As media interest in offshore outsourcing begins to wane, a trio of industry researchers are continuing to debunk the myths of a business process that has cut the US IT workforce by 3 per cent.

Gartner this week declared that contrary to corporate sound bites about offshoring, most large organisations in Europe pursue offshore deals purely to cut costs.

Sourcing new skills or technology expertise is the second most likely factor that pushes Western IT organisations offshore, the industry analyst said, after polling almost 1,000 IT decision makers.

Joint second on the list of reasons large companies outsource their IT, whether it be data center, desktop network or enterprise applications, is the aim of injecting greater elasticity into the overall business operation.

Yet an overwhelming majority of companies admitted achieving ‘cost take out’ was the primary driver, with larger organisations much more likely to take this view than their smaller counterparts.

Almost an equal number of companies said gaining more efficiency was a key driver, but markedly fewer said they offshored IT to accelerate or improve a business outcome.

Alongside less of these ‘enhancement’ deals, the analyst noted fewer companies partnering with overseas services for ‘transformation deals’ – where companies offshore to bolster their competitiveness.

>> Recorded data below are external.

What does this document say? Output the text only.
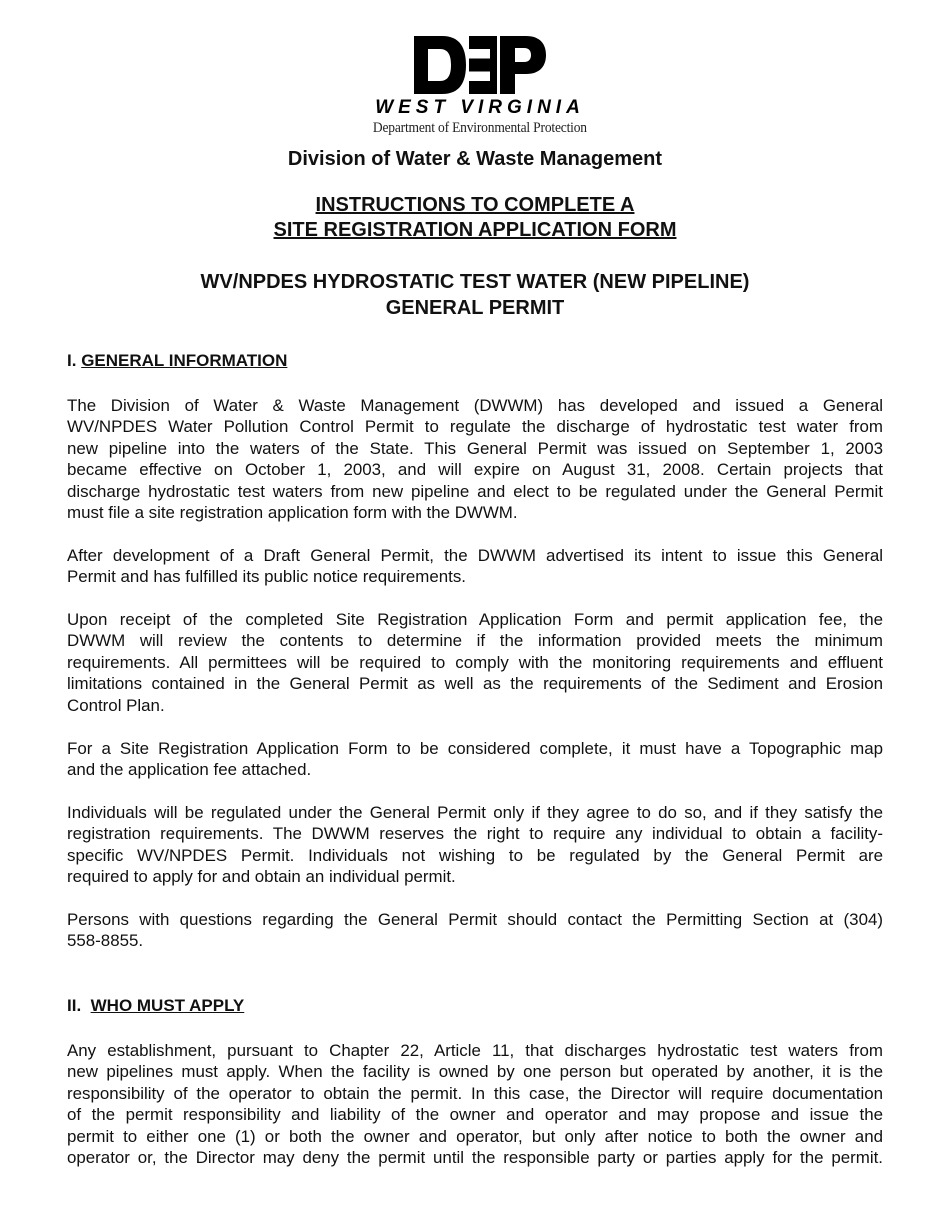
WEST VIRGINIA
Department of Environmental Protection
Division of Water & Waste Management
INSTRUCTIONS TO COMPLETE A
SITE REGISTRATION APPLICATION FORM
WV/NPDES HYDROSTATIC TEST WATER (NEW PIPELINE)
GENERAL PERMIT
I. GENERAL INFORMATION
The Division of Water & Waste Management (DWWM) has developed and issued a General
WV/NPDES Water Pollution Control Permit to regulate the discharge of hydrostatic test water from
new pipeline into the waters of the State. This General Permit was issued on September 1, 2003
became effective on October 1, 2003, and will expire on August 31, 2008. Certain projects that
discharge hydrostatic test waters from new pipeline and elect to be regulated under the General Permit
must file a site registration application form with the DWWM.
After development of a Draft General Permit, the DWWM advertised its intent to issue this General
Permit and has fulfilled its public notice requirements.
Upon receipt of the completed Site Registration Application Form and permit application fee, the
DWWM will review the contents to determine if the information provided meets the minimum
requirements. All permittees will be required to comply with the monitoring requirements and effluent
limitations contained in the General Permit as well as the requirements of the Sediment and Erosion
Control Plan.
For a Site Registration Application Form to be considered complete, it must have a Topographic map
and the application fee attached.
Individuals will be regulated under the General Permit only if they agree to do so, and if they satisfy the
registration requirements. The DWWM reserves the right to require any individual to obtain a facility-
specific WV/NPDES Permit. Individuals not wishing to be regulated by the General Permit are
required to apply for and obtain an individual permit.
Persons with questions regarding the General Permit should contact the Permitting Section at (304)
558-8855.
II. WHO MUST APPLY
Any establishment, pursuant to Chapter 22, Article 11, that discharges hydrostatic test waters from
new pipelines must apply. When the facility is owned by one person but operated by another, it is the
responsibility of the operator to obtain the permit. In this case, the Director will require documentation
of the permit responsibility and liability of the owner and operator and may propose and issue the
permit to either one (1) or both the owner and operator, but only after notice to both the owner and
operator or, the Director may deny the permit until the responsible party or parties apply for the permit.
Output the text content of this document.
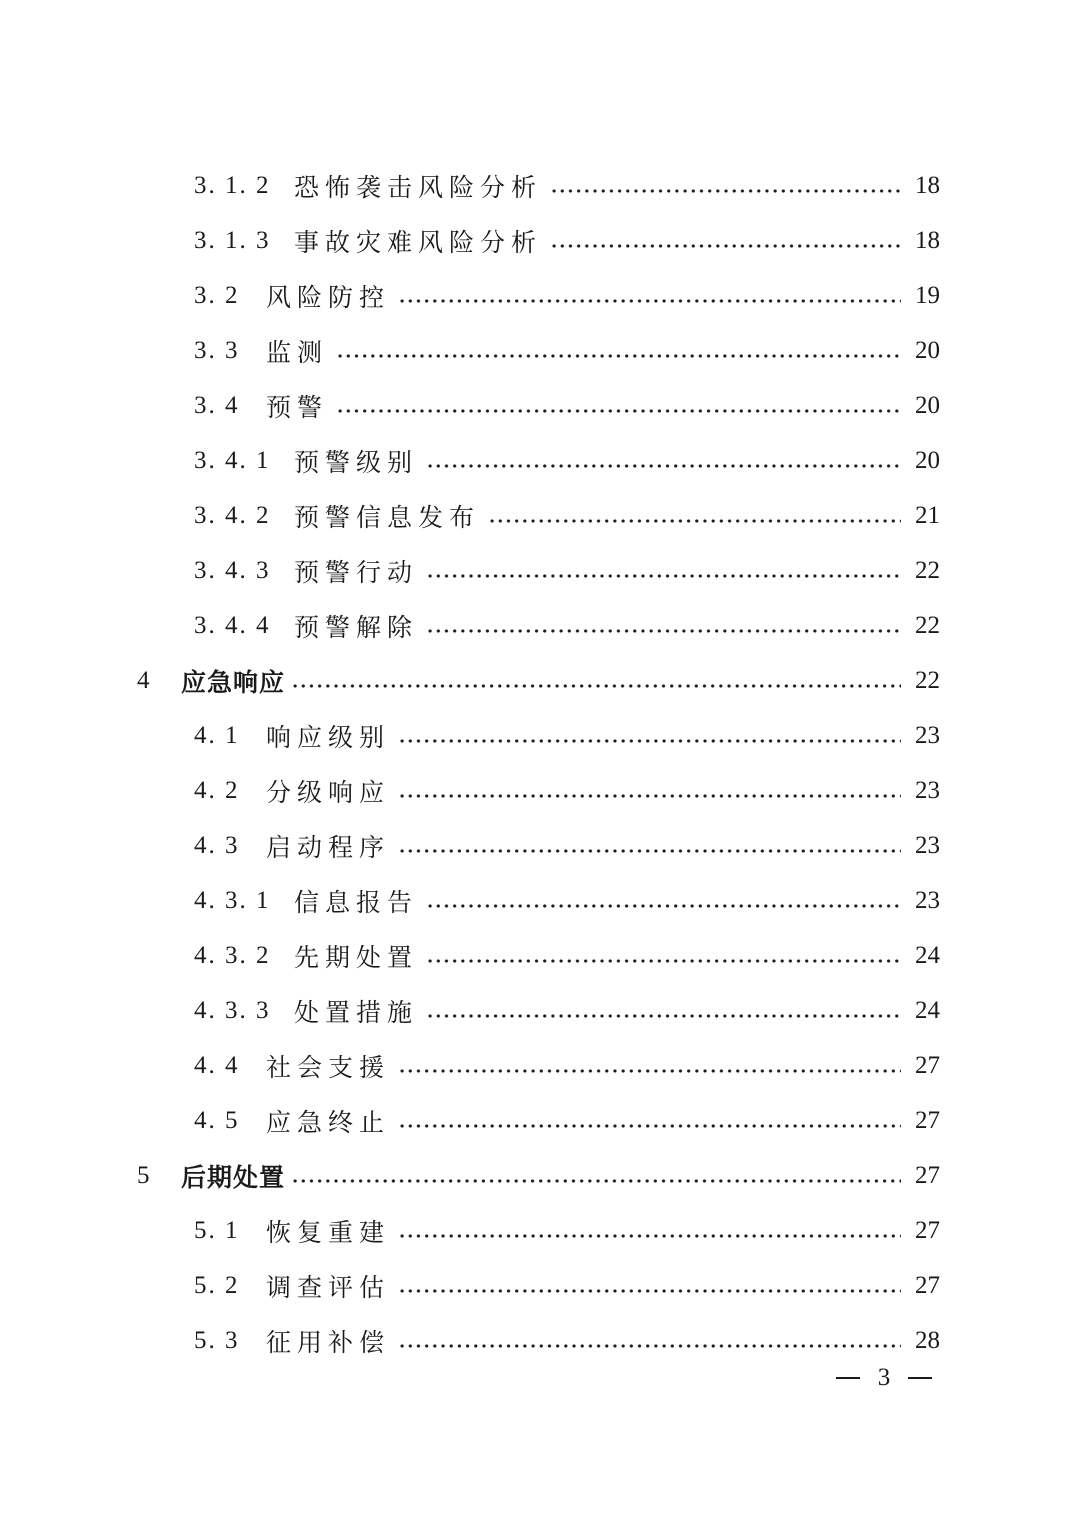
3. 1. 2 恐怖袭击风险分析	18
3. 1. 3 事故灾难风险分析	18
3. 2	风险防控	19
3. 3	监测	20
3. 4	预警	20
3. 4. 1 预警级别	20
3. 4. 2 预警信息发布	21
3. 4. 3 预警行动	22
3. 4. 4 预警解除	22
4	应急响应	22
4. 1	响应级别	23
4. 2	分级响应	23
4. 3	启动程序	23
4. 3. 1 信息报告	23
4. 3. 2 先期处置	24
4. 3. 3 处置措施	24
4. 4	社会支援	27
4. 5	应急终止	27
5	后期处置	27
5. 1	恢复重建	27
5. 2	调查评估	27
5. 3	征用补偿	28
3
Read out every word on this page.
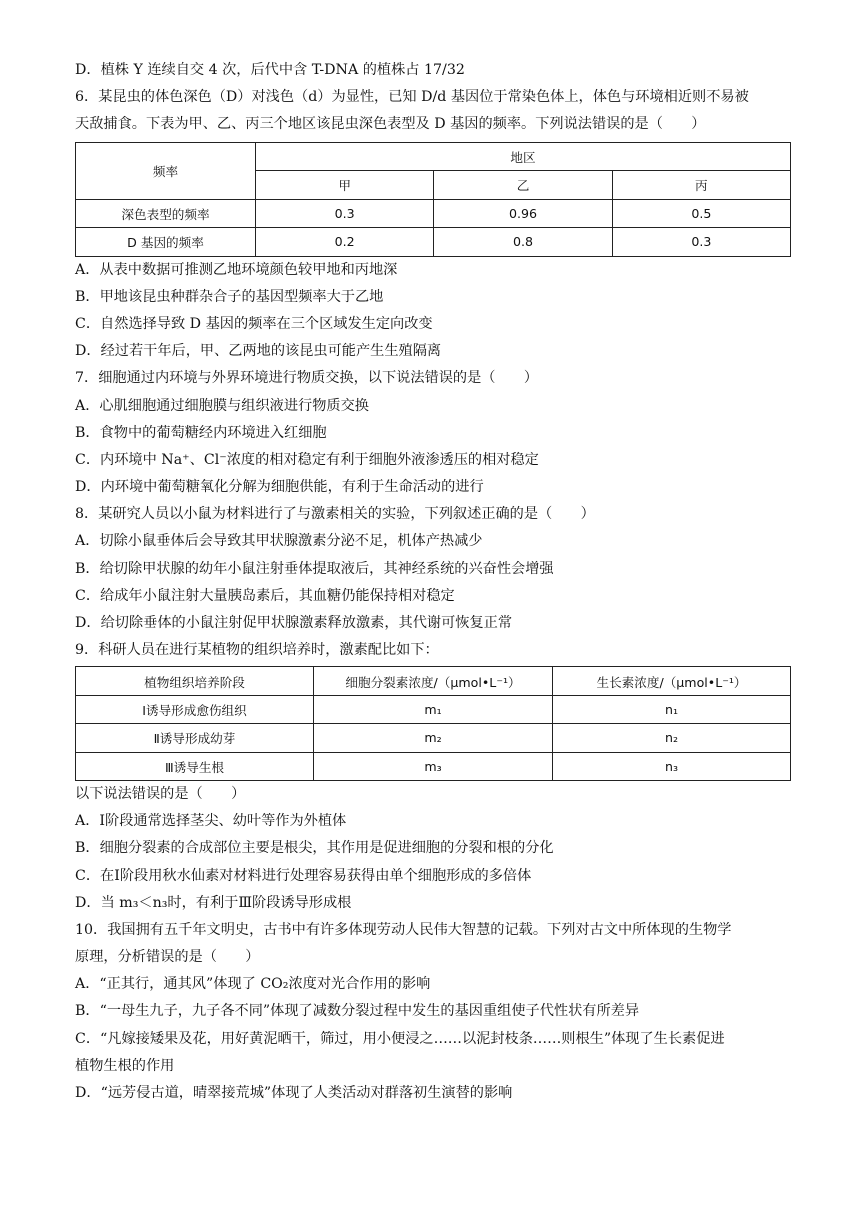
D．植株 Y 连续自交 4 次，后代中含 T-DNA 的植株占 17/32
6．某昆虫的体色深色（D）对浅色（d）为显性，已知 D/d 基因位于常染色体上，体色与环境相近则不易被
天敌捕食。下表为甲、乙、丙三个地区该昆虫深色表型及 D 基因的频率。下列说法错误的是（　　）
频率	地区		
	甲	乙	丙
深色表型的频率	0.3	0.96	0.5
D 基因的频率	0.2	0.8	0.3
A．从表中数据可推测乙地环境颜色较甲地和丙地深
B．甲地该昆虫种群杂合子的基因型频率大于乙地
C．自然选择导致 D 基因的频率在三个区域发生定向改变
D．经过若干年后，甲、乙两地的该昆虫可能产生生殖隔离
7．细胞通过内环境与外界环境进行物质交换，以下说法错误的是（　　）
A．心肌细胞通过细胞膜与组织液进行物质交换
B．食物中的葡萄糖经内环境进入红细胞
C．内环境中 Na⁺、Cl⁻浓度的相对稳定有利于细胞外液渗透压的相对稳定
D．内环境中葡萄糖氧化分解为细胞供能，有利于生命活动的进行
8．某研究人员以小鼠为材料进行了与激素相关的实验，下列叙述正确的是（　　）
A．切除小鼠垂体后会导致其甲状腺激素分泌不足，机体产热减少
B．给切除甲状腺的幼年小鼠注射垂体提取液后，其神经系统的兴奋性会增强
C．给成年小鼠注射大量胰岛素后，其血糖仍能保持相对稳定
D．给切除垂体的小鼠注射促甲状腺激素释放激素，其代谢可恢复正常
9．科研人员在进行某植物的组织培养时，激素配比如下：
植物组织培养阶段	细胞分裂素浓度/（μmol•L⁻¹）	生长素浓度/（μmol•L⁻¹）
Ⅰ诱导形成愈伤组织	m₁	n₁
Ⅱ诱导形成幼芽	m₂	n₂
Ⅲ诱导生根	m₃	n₃
以下说法错误的是（　　）
A．Ⅰ阶段通常选择茎尖、幼叶等作为外植体
B．细胞分裂素的合成部位主要是根尖，其作用是促进细胞的分裂和根的分化
C．在Ⅰ阶段用秋水仙素对材料进行处理容易获得由单个细胞形成的多倍体
D．当 m₃＜n₃时，有利于Ⅲ阶段诱导形成根
10．我国拥有五千年文明史，古书中有许多体现劳动人民伟大智慧的记载。下列对古文中所体现的生物学
原理，分析错误的是（　　）
A．“正其行，通其风”体现了 CO₂浓度对光合作用的影响
B．“一母生九子，九子各不同”体现了减数分裂过程中发生的基因重组使子代性状有所差异
C．“凡嫁接矮果及花，用好黄泥晒干，筛过，用小便浸之……以泥封枝条……则根生”体现了生长素促进
植物生根的作用
D．“远芳侵古道，晴翠接荒城”体现了人类活动对群落初生演替的影响
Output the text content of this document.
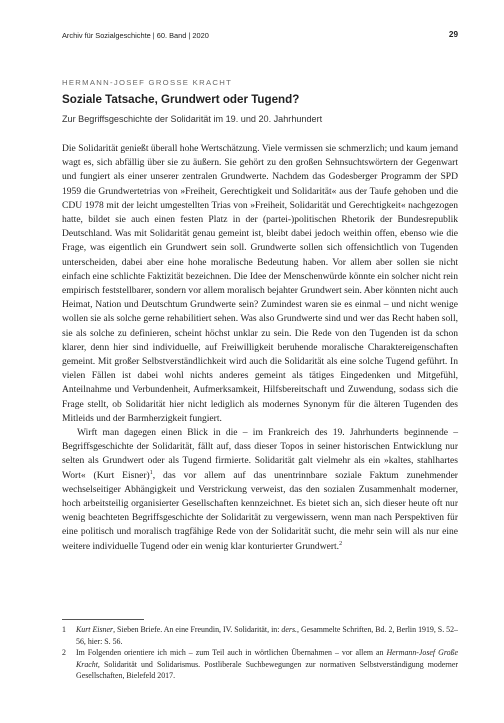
Archiv für Sozialgeschichte | 60. Band | 2020	29
HERMANN-JOSEF GROSSE KRACHT
Soziale Tatsache, Grundwert oder Tugend?
Zur Begriffsgeschichte der Solidarität im 19. und 20. Jahrhundert

Die Solidarität genießt überall hohe Wertschätzung. Viele vermissen sie schmerzlich; und kaum jemand wagt es, sich abfällig über sie zu äußern. Sie gehört zu den großen Sehnsuchtswörtern der Gegenwart und fungiert als einer unserer zentralen Grundwerte. Nachdem das Godesberger Programm der SPD 1959 die Grundwertetrias von »Freiheit, Gerechtigkeit und Solidarität« aus der Taufe gehoben und die CDU 1978 mit der leicht umgestellten Trias von »Freiheit, Solidarität und Gerechtigkeit« nachgezogen hatte, bildet sie auch einen festen Platz in der (partei-)politischen Rhetorik der Bundesrepublik Deutschland. Was mit Solidarität genau gemeint ist, bleibt dabei jedoch weithin offen, ebenso wie die Frage, was eigentlich ein Grundwert sein soll. Grundwerte sollen sich offensichtlich von Tugenden unterscheiden, dabei aber eine hohe moralische Bedeutung haben. Vor allem aber sollen sie nicht einfach eine schlichte Faktizität bezeichnen. Die Idee der Menschenwürde könnte ein solcher nicht rein empirisch feststellbarer, sondern vor allem moralisch bejahter Grundwert sein. Aber könnten nicht auch Heimat, Nation und Deutschtum Grundwerte sein? Zumindest waren sie es einmal – und nicht wenige wollen sie als solche gerne rehabilitiert sehen. Was also Grundwerte sind und wer das Recht haben soll, sie als solche zu definieren, scheint höchst unklar zu sein. Die Rede von den Tugenden ist da schon klarer, denn hier sind individuelle, auf Freiwilligkeit beruhende moralische Charaktereigenschaften gemeint. Mit großer Selbstverständlichkeit wird auch die Solidarität als eine solche Tugend geführt. In vielen Fällen ist dabei wohl nichts anderes gemeint als tätiges Eingedenken und Mitgefühl, Anteilnahme und Verbundenheit, Aufmerksamkeit, Hilfsbereitschaft und Zuwendung, sodass sich die Frage stellt, ob Solidarität hier nicht lediglich als modernes Synonym für die älteren Tugenden des Mitleids und der Barmherzigkeit fungiert.

Wirft man dagegen einen Blick in die – im Frankreich des 19. Jahrhunderts beginnende – Begriffsgeschichte der Solidarität, fällt auf, dass dieser Topos in seiner historischen Entwicklung nur selten als Grundwert oder als Tugend firmierte. Solidarität galt vielmehr als ein »kaltes, stahlhartes Wort« (Kurt Eisner)$^1$, das vor allem auf das unentrinnbare soziale Faktum zunehmender wechselseitiger Abhängigkeit und Verstrickung verweist, das den sozialen Zusammenhalt moderner, hoch arbeitsteilig organisierter Gesellschaften kennzeichnet. Es bietet sich an, sich dieser heute oft nur wenig beachteten Begriffsgeschichte der Solidarität zu vergewissern, wenn man nach Perspektiven für eine politisch und moralisch tragfähige Rede von der Solidarität sucht, die mehr sein will als nur eine weitere individuelle Tugend oder ein wenig klar konturierter Grundwert.$^2$

1	Kurt Eisner, Sieben Briefe. An eine Freundin, IV. Solidarität, in: ders., Gesammelte Schriften, Bd. 2, Berlin 1919, S. 52–56, hier: S. 56.
2	Im Folgenden orientiere ich mich – zum Teil auch in wörtlichen Übernahmen – vor allem an Hermann-Josef Große Kracht, Solidarität und Solidarismus. Postliberale Suchbewegungen zur normativen Selbstverständigung moderner Gesellschaften, Bielefeld 2017.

The consensus among IT leaders overseeing offshore deals, irrelevant of the objectives, showed data security or privacy issues around the potential high costs of outsourcing as the two most common deterrents.

Gartner reminded Western companies that only with a combination of cost control and reduction, underpinned by the goal of maintaining consistency in service delivery, would they achieve their foremost goal of ‘cost take out.’

“One of the great clashes in the market today is driven by the dominant use of outsourcing to cut costs along with requirements for customized services,” said Allie Young of Gartner’s Sourcing division.

“Companies have a growing concern about losing control of their intellectual capital and the business knowledge of key employees whose jobs or roles may be threatened by outsourcing, particularly when downsizing occurs.

“As part of a sourcing strategy, organizations must carefully examine the goals they wish to reach from outsourcing, but equally their concerns.”

If such scrutiny is internally applied, the analyst said companies will not only develop a more coherent strategy, but they will educate other “constituents in the organisation about realistic outcomes and possible false assumptions or misperceptions that it holds about outsourcing.”

Earlier this month, the OECD reported one in five IT jobs could be affected through offshoring, though it added the long term economic benefit to the country outsourcing outweighs the interim losses.

Overall gains in productivity created by partnering with offshore companies would coincide with further economic growth such as new job opportunities in the client country, the Organsiation for Economic Co-operation & Development said.

Yet its latest report conceded there appear, “no clear patterns as to how offshore outsourcing affects productivity, and that much depends on both sector and firm-specific characteristics.

“There are some indications, however, that positive productivity effects from foreign material sourcing depends on the degree to which firms are already globally engaged, but also that such engagements generally could be close to their optimum level in developed economies.”

In addition, existing data suggesting that between two and three per cent of the US IT workforce has been lost thanks to offshore service providers has been recently clarified, by the Association for Computer Machinery.

Their offshore study, published in February, reiterated that there are more IT jobs available today in the US than at the height of the dot com boom.

“This trend is evident despite a significant increase in offshoring over the past five years,” the report said.

Adding, “In fact, U.S. IT employment in 2004 was 17 per cent higher than in 1999, and the… data reveals that IT jobs are predicted to be among the fastest-growing occupations over the next decade.”